Wheat prices jumped up last week, as news of tight supplies in the World Agricultural Supply and Demand Estimates report sank in.

However, as this week opened, any gains that were made started to fade away.

The Matif wheat price for December finished last week at €243.50/t, up from €236.25/t the week before. By Monday evening 18 September, that price had dropped €5/t and hit €237.25/t on Tuesday evening. On Wednesday afternoon, that price had moved up again to €240.50/t.

The Agriculture and Horticulture Development Board reported that “intense competition” from Russian wheat was a key reason for this fall.

The US maize harvest is now under way and this will be a watch point in the markets to see how weather has affected the crop and whether the big crop which is expected comes.

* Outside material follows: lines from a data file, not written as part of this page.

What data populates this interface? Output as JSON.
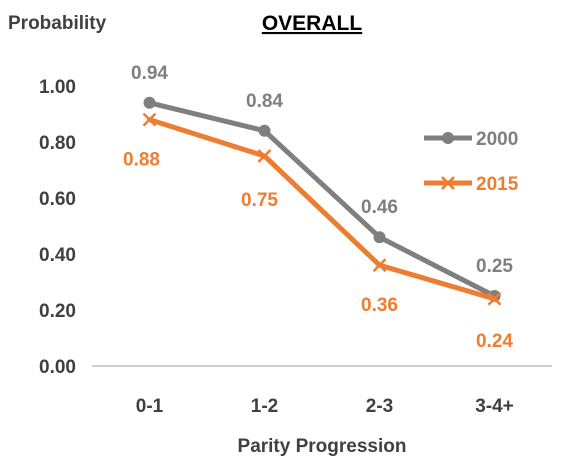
{
  "chart_data": {
    "type": "line",
    "title": "OVERALL",
    "ylabel": "Probability",
    "xlabel": "Parity Progression",
    "categories": [
      "0-1",
      "1-2",
      "2-3",
      "3-4+"
    ],
    "ylim": [
      0,
      1
    ],
    "yticks": [
      "0.00",
      "0.20",
      "0.40",
      "0.60",
      "0.80",
      "1.00"
    ],
    "grid": false,
    "legend_position": "right",
    "series": [
      {
        "name": "2000",
        "values": [
          0.94,
          0.84,
          0.46,
          0.25
        ],
        "labels": [
          "0.94",
          "0.84",
          "0.46",
          "0.25"
        ],
        "color": "#7f7f7f",
        "marker": "circle"
      },
      {
        "name": "2015",
        "values": [
          0.88,
          0.75,
          0.36,
          0.24
        ],
        "labels": [
          "0.88",
          "0.75",
          "0.36",
          "0.24"
        ],
        "color": "#ed7d31",
        "marker": "x"
      }
    ]
  }
}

Meanwhile, Stratégie Grains has raised its forecast for the EU maize crop by about 1 million tonnes to 59.6 million tonnes. This is reported to be due to rain during the summer which helped crops.

Ukraine grain

Poland, Slovakia and Hungary are once again banning Ukrainian grain. Reuters reported that Ukraine plans to sue these countries for the move.

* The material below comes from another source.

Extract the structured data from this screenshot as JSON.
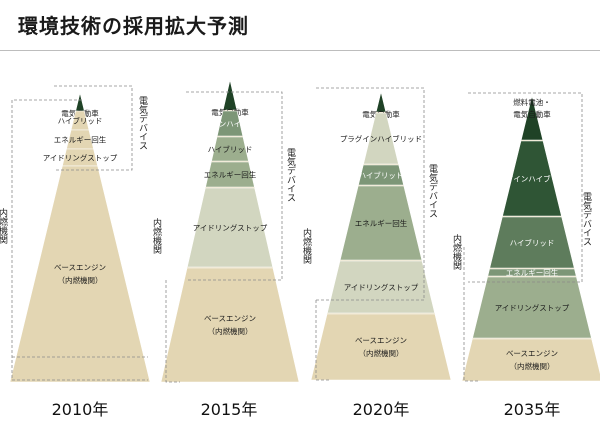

However, the EU’s ban expired on Friday and this allowed the sale of Ukrainian grain across the EU. These countries then implemented their own ban.

Oilseed rape

Matif oilseed rape for November fell on Monday, but recovered again on Tuesday hitting €440.25/t. This was down almost €5/t on last week’s closing price of €444.75/t.

The November 2024 oilseed rape price was at €466.75/t on Tuesday evening this week.

EU rapeseed is plentiful, while there is also a big crop in Canada. Brazil is starting to plant soya beans at present and that crop is expected to be a record. The US soya bean harvest is now under way, so this is something to keep an eye on.

Malting barley

The harvest price for Boortmalt suppliers is due to be settled this week. Last week, the average stood at €284.74/t.

Native prices

At home, spot prices remain similar to last week at €225/t for barley and €235/t for wheat, while imported barley is costing approximately €10/t more.

Some merchants are beginning to settle up accounts with farmers at present.

At Wednesday’s National Ploughing Championships Liffey Mills and Tirlán said farmers could expect to see prices in the next 10 days or so.